Wednesday, March 14, 2012

Maps: Assumptions Made

Maps are one of the most common, and intuitively understandable, instances of diagrams.  And, if you compare the aerial photograph of the region around my boyhood home on the left with a road map of the same region below, you can see a clear example of the abstraction involved with a diagram. As Peirce put it: Diagrams are "a skeleton representation of the relations concerned in the problem before the mind's eye in a schematic shape." [CP3.556]  The map, in this case, has abstracted, selected and simplified, the relationships (roads) between the indices (towns) for the purpose driving in the region. And, doing this requires certain assumptions; assumptions as to what is "important" if nothing else.

The tendency, however, is to take these assumptions for granted. Milton Friedman [in "The Methodology of Positive Economics"] writes:
"… to suppose that hypotheses have not only 'implications' but also 'assumptions' and that the conformity of these 'assumptions' to 'reality' is a test of the validity of the hypothesis different from or additional to the test by implications. This widely held view is fundamentally wrong and productive of much mischief. [p. 14]
We rarely can afford the luxury of a "test by implications," that is of actually applying the diagram and then finding out it didn't work. More often we need to make a judgment prior to using the diagram as to whether it is appropriate for the situation and our purposes.
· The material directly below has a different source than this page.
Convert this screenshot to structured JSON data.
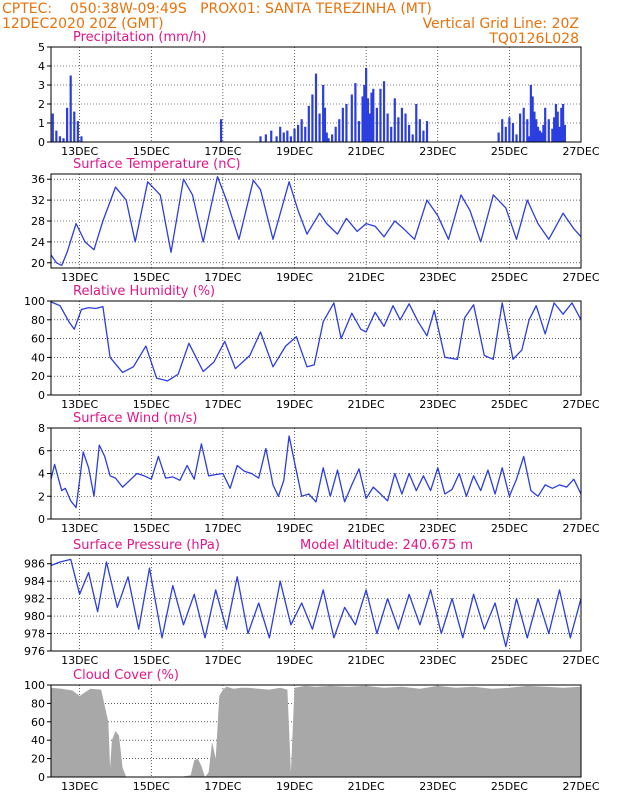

Even the road map above, as functional as it may be for driving, is missing important information and perhaps making other inappropriate assumptions for, say, hiking. The hiker using this diagram and leaving it to be tested solely by the inferences that can be made from it may find him or herself in a very difficult situation.

More generally, though, I think saying we should not be concerned with assumptions is to say we should no longer be concerned with philosophy. For philosophy — before it became the chauvinistic and sectarian thing it is today — was concerned with just that: the assumptions a diagram, a conceptual system, or a set of beliefs might make; what others assumptions could be made; and what alternative systems might then be possible. Philosophy at the turn of the century did not consider questions within a minute domain of specialization, limiting itself to calculations within a given diagram. Philosophy was the discipline that considered questions regarding diagrams in general.